India is swimming against the tide and its citizens will miss out on investment opportunities if it does not allow overseas insurers to invest more in the country, Britain's biggest insurer Aviva said on Friday.
Aviva has a life insurance joint venture with Indian consumer goods maker Dabur Group, but its holding in the partnership is limited to 26 percent by foreign direct investment (FDI) rules.
"It's swimming against the tide. They do need to make steady progress on relaxing those unnecessary constraints," Richard Harvey, Aviva chief executive, told Reuters in an interview.
"Obviously we entered the Indian market in the expectation the government would be increasing those (FDI) shares in line with opening up that market and it is a matter of frustration to us."
Aviva said its life business in India, which has nearly 6,000 sales agents and around 1,700 staff, was growing strongly but it was keen to invest more.
India's ruling coalition would like to raise the foreign investment limit in the insurance sector to 49 percent from 26 percent but faces opposition from its communist allies.
"The government needs to be aware that the growth rate of the industry will be constrained, I believe, if further international capital is not allowed to come into the market place.
Amid sluggish growth in the UK market, Aviva has focused on sealing distribution deals with banks in continental Europe to boost its life and pensions business. Scott said further joint venture deals were likely.
"We see them in a number of marketplaces particularly if we look at our big businesses in France, Spain, Italy we think there are, over the next three to five years, opportunities to leverage our current position with further distribution," Scott said in an interview at Reuters' global headquarters.
Aviva operates in nine Chinese cities with its joint venture partner, the state-owned body Cofco, and aims to have a 10 percent share of the life market in 10 Chinese cities by 2010.
"Our strategy in China is a rapid organic growth strategy," Scott said. "We feel the way to compete is to bring modern international products with modern processing and compete by aggressively growing the business organically, competing against local companies."
It said Switzerland was not a country it planned to enter, despite being seen as a possible bidder for Credit Suisse's insurance unit Winterthur.
"What we are seeing around the world is an increasing number of banks saying we do not want to do this ourselves, we do not need to deploy our own capital to run an insurance business, it's better to strike a formal partnership where there is an appropriate specialisation," Harvey said.
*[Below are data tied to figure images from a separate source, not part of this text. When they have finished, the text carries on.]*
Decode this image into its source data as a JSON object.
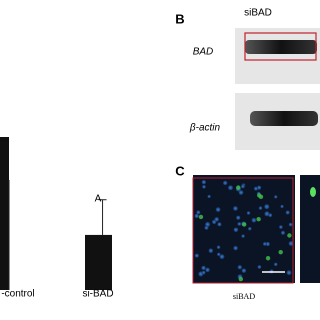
{
  "chart_data": {
    "type": "bar",
    "categories": [
      "-control",
      "si-BAD"
    ],
    "values": [
      100,
      36
    ],
    "errors": [
      null,
      23
    ],
    "annotation": "A",
    "color": "#111111",
    "ylim": [
      0,
      100
    ]
  },
  "panel_b": {
    "label": "B",
    "column_label": "siBAD",
    "rows": [
      "BAD",
      "β-actin"
    ]
  },
  "panel_c": {
    "label": "C",
    "image_label": "siBAD"
  }
}
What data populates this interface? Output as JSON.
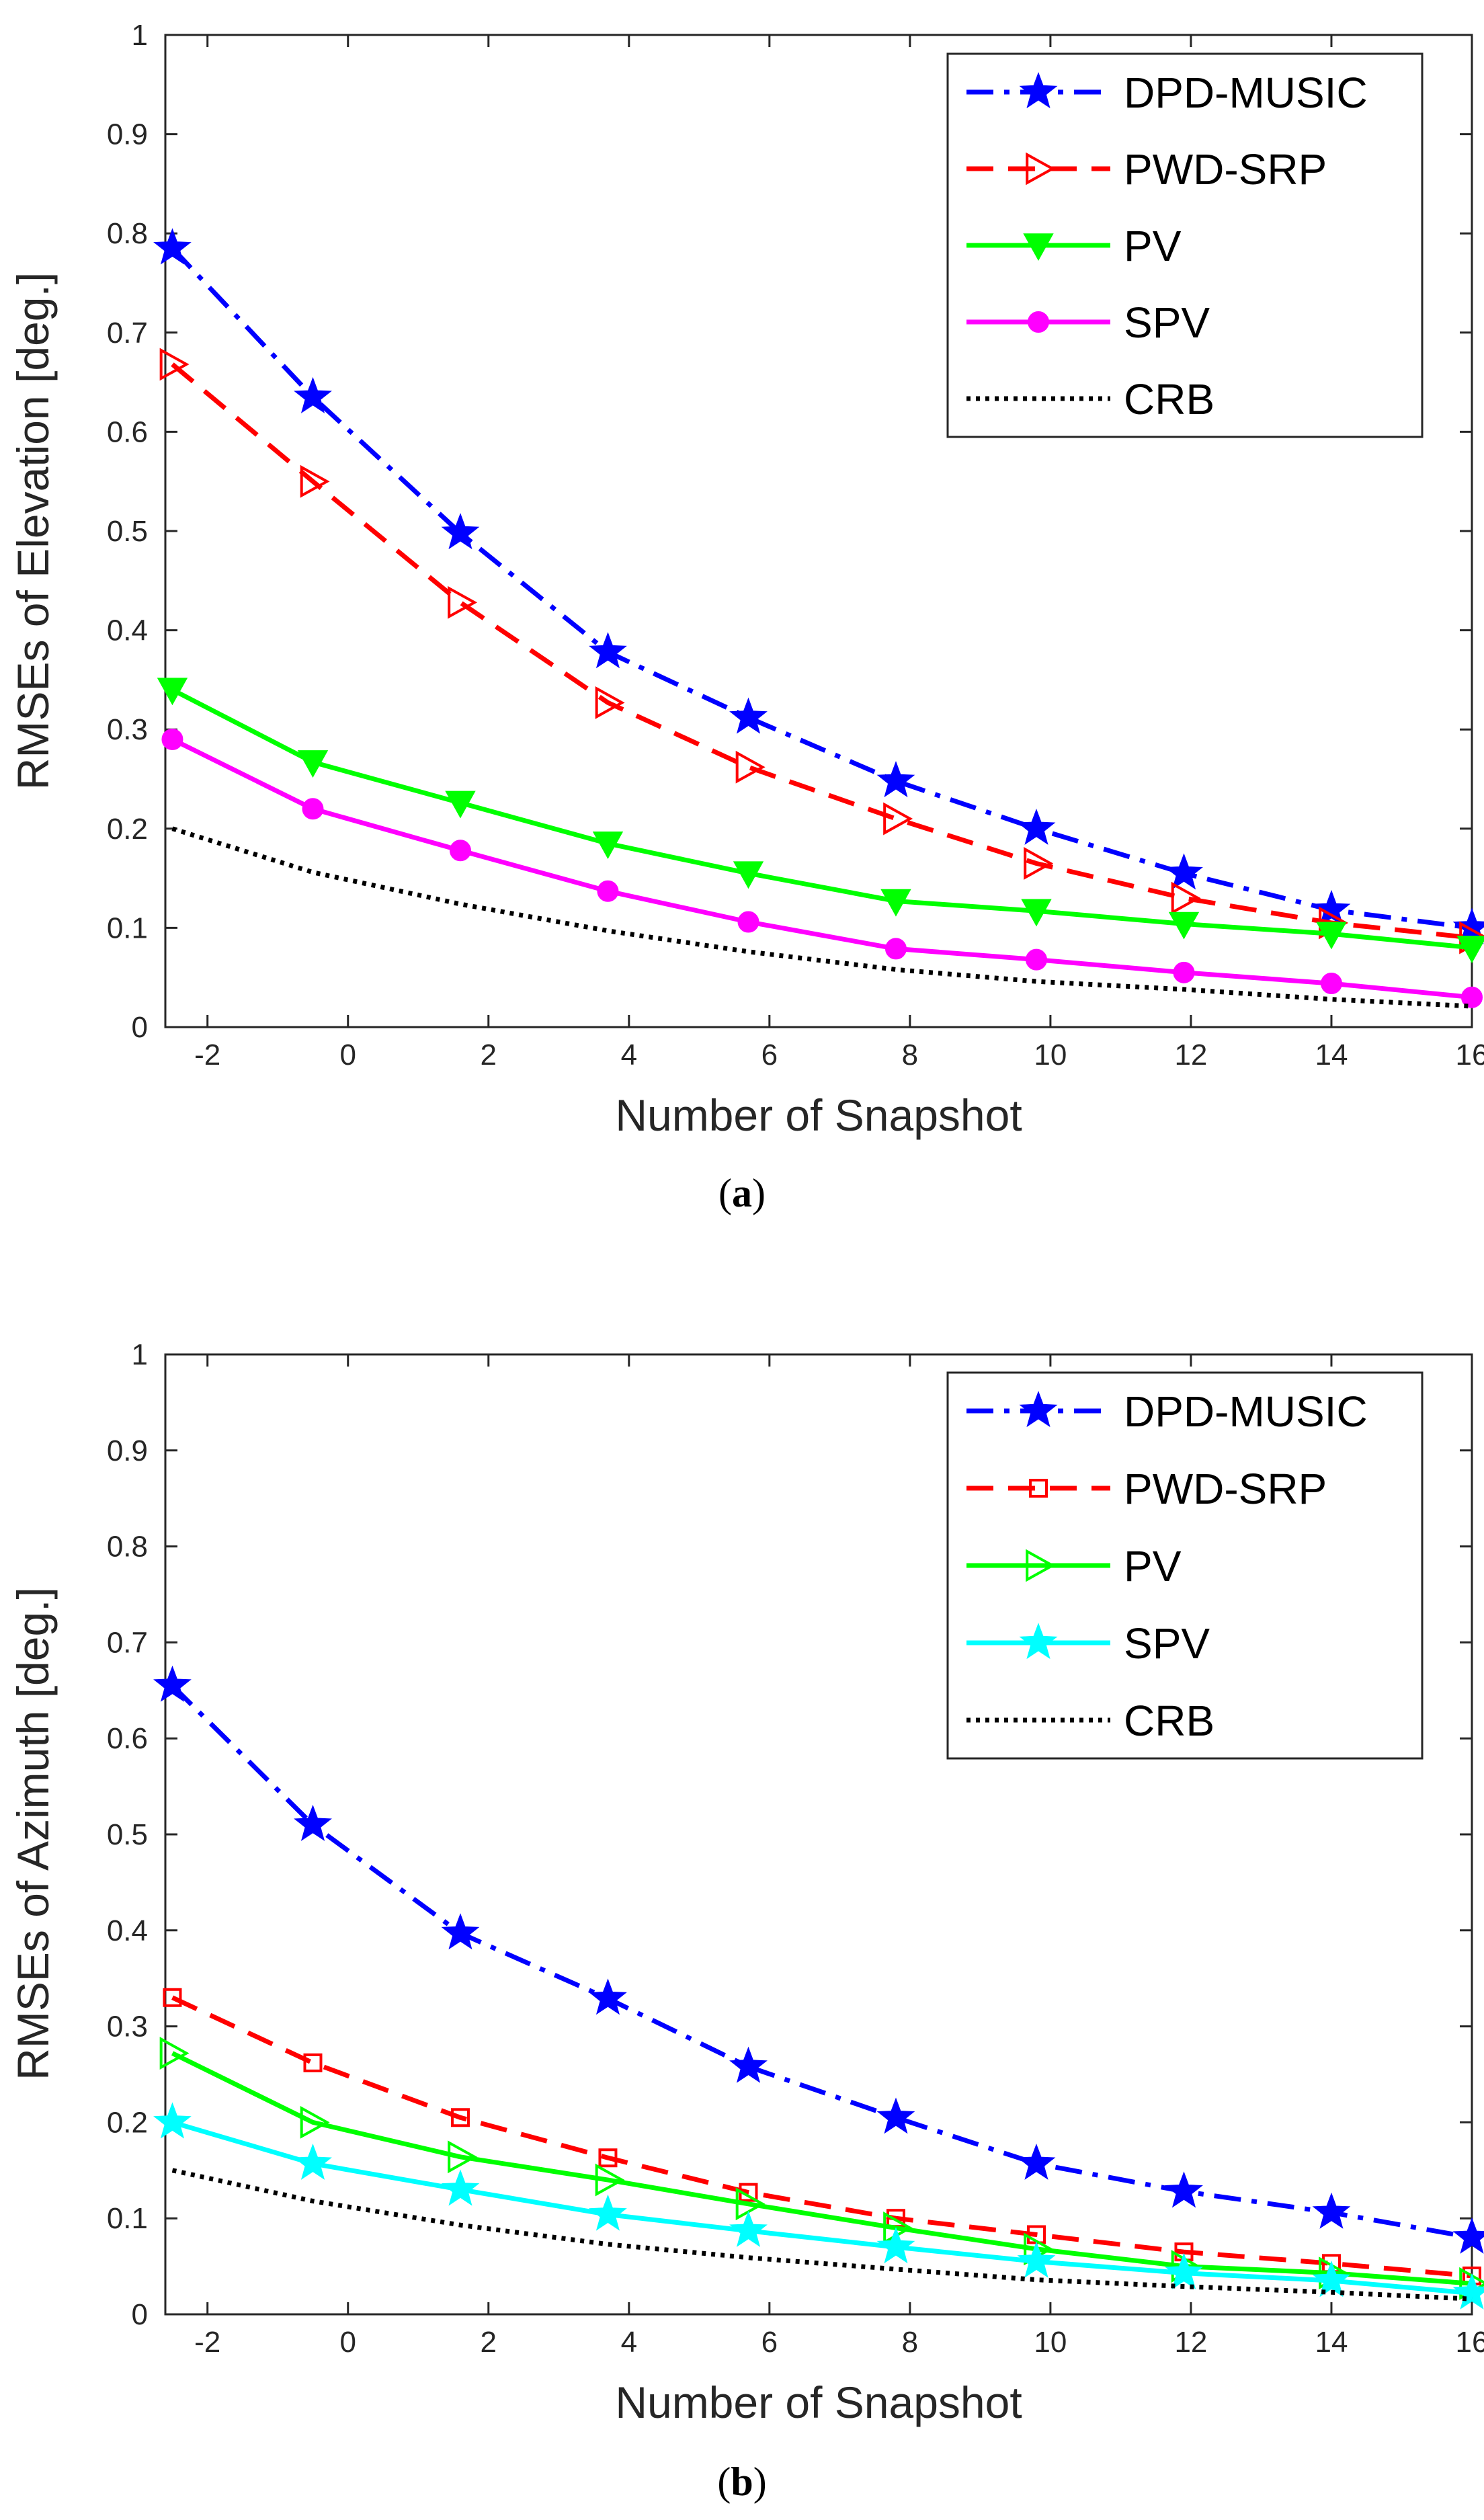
{
  "charts": [
    {
      "id": "a",
      "caption_open": "(",
      "caption_letter": "a",
      "caption_close": ")",
      "chart_data": {
        "type": "line",
        "xlabel": "Number of Snapshot",
        "ylabel": "RMSEs of Elevation [deg.]",
        "xlim": [
          -2.6,
          16
        ],
        "ylim": [
          0,
          1
        ],
        "x_ticks": [
          -2,
          0,
          2,
          4,
          6,
          8,
          10,
          12,
          14,
          16
        ],
        "y_ticks": [
          0,
          0.1,
          0.2,
          0.3,
          0.4,
          0.5,
          0.6,
          0.7,
          0.8,
          0.9,
          1
        ],
        "y_tick_labels": [
          "0",
          "0.1",
          "0.2",
          "0.3",
          "0.4",
          "0.5",
          "0.6",
          "0.7",
          "0.8",
          "0.9",
          "1"
        ],
        "x": [
          -2.5,
          -0.5,
          1.6,
          3.7,
          5.7,
          7.8,
          9.8,
          11.9,
          14,
          16
        ],
        "legend_position": "top-right",
        "series": [
          {
            "name": "DPD-MUSIC",
            "color": "#0000ff",
            "dash": "dashdot",
            "marker": "star",
            "values": [
              0.785,
              0.635,
              0.498,
              0.378,
              0.312,
              0.248,
              0.2,
              0.155,
              0.118,
              0.1
            ]
          },
          {
            "name": "PWD-SRP",
            "color": "#ff0000",
            "dash": "dash",
            "marker": "triangle-right",
            "values": [
              0.668,
              0.55,
              0.428,
              0.327,
              0.262,
              0.21,
              0.165,
              0.13,
              0.105,
              0.09
            ]
          },
          {
            "name": "PV",
            "color": "#00ff00",
            "dash": "solid",
            "marker": "triangle-down",
            "values": [
              0.34,
              0.267,
              0.226,
              0.185,
              0.155,
              0.127,
              0.117,
              0.104,
              0.094,
              0.08
            ]
          },
          {
            "name": "SPV",
            "color": "#ff00ff",
            "dash": "solid",
            "marker": "circle",
            "values": [
              0.29,
              0.22,
              0.178,
              0.137,
              0.106,
              0.079,
              0.068,
              0.055,
              0.044,
              0.03
            ]
          },
          {
            "name": "CRB",
            "color": "#000000",
            "dash": "dot",
            "marker": "none",
            "values": [
              0.2,
              0.156,
              0.124,
              0.097,
              0.076,
              0.058,
              0.046,
              0.038,
              0.028,
              0.021
            ]
          }
        ]
      }
    },
    {
      "id": "b",
      "caption_open": "(",
      "caption_letter": "b",
      "caption_close": ")",
      "chart_data": {
        "type": "line",
        "xlabel": "Number of Snapshot",
        "ylabel": "RMSEs of Azimuth [deg.]",
        "xlim": [
          -2.6,
          16
        ],
        "ylim": [
          0,
          1
        ],
        "x_ticks": [
          -2,
          0,
          2,
          4,
          6,
          8,
          10,
          12,
          14,
          16
        ],
        "y_ticks": [
          0,
          0.1,
          0.2,
          0.3,
          0.4,
          0.5,
          0.6,
          0.7,
          0.8,
          0.9,
          1
        ],
        "y_tick_labels": [
          "0",
          "0.1",
          "0.2",
          "0.3",
          "0.4",
          "0.5",
          "0.6",
          "0.7",
          "0.8",
          "0.9",
          "1"
        ],
        "x": [
          -2.5,
          -0.5,
          1.6,
          3.7,
          5.7,
          7.8,
          9.8,
          11.9,
          14,
          16
        ],
        "legend_position": "top-right",
        "series": [
          {
            "name": "DPD-MUSIC",
            "color": "#0000ff",
            "dash": "dashdot",
            "marker": "star",
            "values": [
              0.655,
              0.51,
              0.397,
              0.329,
              0.258,
              0.205,
              0.157,
              0.128,
              0.106,
              0.08
            ]
          },
          {
            "name": "PWD-SRP",
            "color": "#ff0000",
            "dash": "dash",
            "marker": "square",
            "values": [
              0.33,
              0.262,
              0.205,
              0.163,
              0.127,
              0.1,
              0.083,
              0.065,
              0.053,
              0.04
            ]
          },
          {
            "name": "PV",
            "color": "#00ff00",
            "dash": "solid",
            "marker": "triangle-right",
            "values": [
              0.272,
              0.2,
              0.164,
              0.14,
              0.115,
              0.09,
              0.068,
              0.05,
              0.043,
              0.032
            ]
          },
          {
            "name": "SPV",
            "color": "#00ffff",
            "dash": "solid",
            "marker": "star",
            "values": [
              0.2,
              0.157,
              0.13,
              0.104,
              0.087,
              0.07,
              0.055,
              0.043,
              0.035,
              0.022
            ]
          },
          {
            "name": "CRB",
            "color": "#000000",
            "dash": "dot",
            "marker": "none",
            "values": [
              0.15,
              0.118,
              0.093,
              0.073,
              0.059,
              0.047,
              0.036,
              0.029,
              0.023,
              0.016
            ]
          }
        ]
      }
    }
  ]
}
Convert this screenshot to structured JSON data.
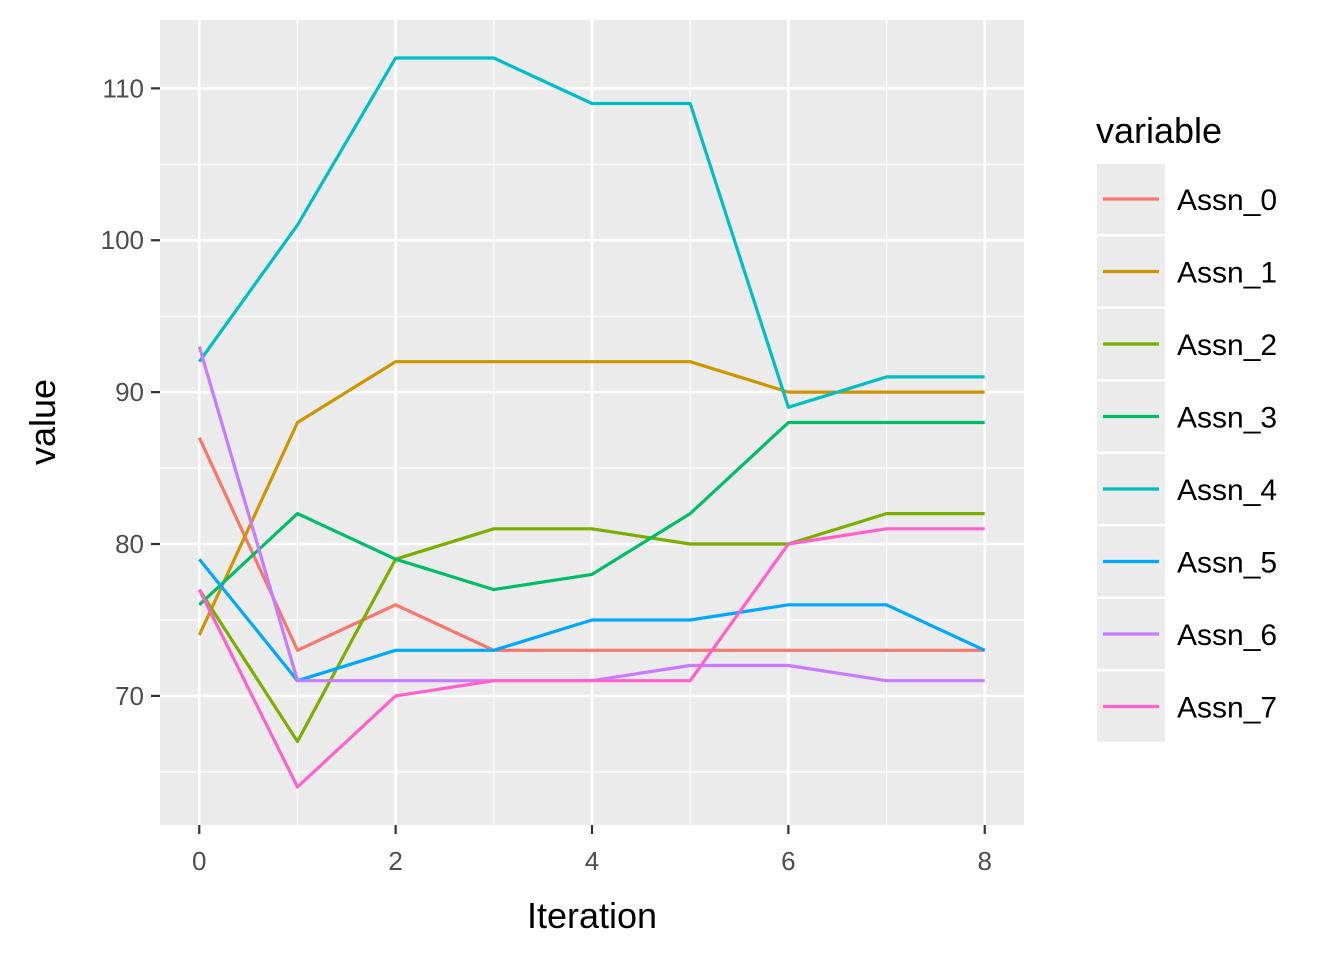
{
  "chart_data": {
    "type": "line",
    "xlabel": "Iteration",
    "ylabel": "value",
    "x": [
      0,
      1,
      2,
      3,
      4,
      5,
      6,
      7,
      8
    ],
    "xlim": [
      -0.4,
      8.4
    ],
    "ylim": [
      61.5,
      114.5
    ],
    "x_ticks": [
      0,
      2,
      4,
      6,
      8
    ],
    "y_ticks": [
      70,
      80,
      90,
      100,
      110
    ],
    "y_minor_ticks": [
      65,
      75,
      85,
      95,
      105
    ],
    "x_minor_ticks": [
      1,
      3,
      5,
      7
    ],
    "grid": true,
    "legend": {
      "title": "variable",
      "position": "right"
    },
    "series": [
      {
        "name": "Assn_0",
        "color": "#F8766D",
        "values": [
          87,
          73,
          76,
          73,
          73,
          73,
          73,
          73,
          73
        ]
      },
      {
        "name": "Assn_1",
        "color": "#CD9600",
        "values": [
          74,
          88,
          92,
          92,
          92,
          92,
          90,
          90,
          90
        ]
      },
      {
        "name": "Assn_2",
        "color": "#7CAE00",
        "values": [
          77,
          67,
          79,
          81,
          81,
          80,
          80,
          82,
          82
        ]
      },
      {
        "name": "Assn_3",
        "color": "#00BE67",
        "values": [
          76,
          82,
          79,
          77,
          78,
          82,
          88,
          88,
          88
        ]
      },
      {
        "name": "Assn_4",
        "color": "#00BFC4",
        "values": [
          92,
          101,
          112,
          112,
          109,
          109,
          89,
          91,
          91
        ]
      },
      {
        "name": "Assn_5",
        "color": "#00A9FF",
        "values": [
          79,
          71,
          73,
          73,
          75,
          75,
          76,
          76,
          73
        ]
      },
      {
        "name": "Assn_6",
        "color": "#C77CFF",
        "values": [
          93,
          71,
          71,
          71,
          71,
          72,
          72,
          71,
          71
        ]
      },
      {
        "name": "Assn_7",
        "color": "#FF61CC",
        "values": [
          77,
          64,
          70,
          71,
          71,
          71,
          80,
          81,
          81
        ]
      }
    ]
  }
}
Over the past five years, Aviva has spent around 1.5 billion pounds ($2.58 billion) on bancassurance agreements across Europe and Asia, homing in on banks whose insurance units are underperforming and gaining key access to retail savers.
Around 90 percent of Aviva's Italian revenues are generated from bancassurance agreements, including via a joint venture with Unicredito, and Harvey said he hoped that Unicredito's takeover of Germany's second-biggest bank HVB would benefit it in the future.
"Obviously there are distribution agreements in place for all the other places where HVB has bancassurance businesses but over the years as these come up for discussion then obviously we hope to be one of the people involved in that future discussion."
Aviva has steadily reduced its reliance on its home life and pensions market amid steep investment losses, industry scandals, a welter of regulation and weak consumer demand.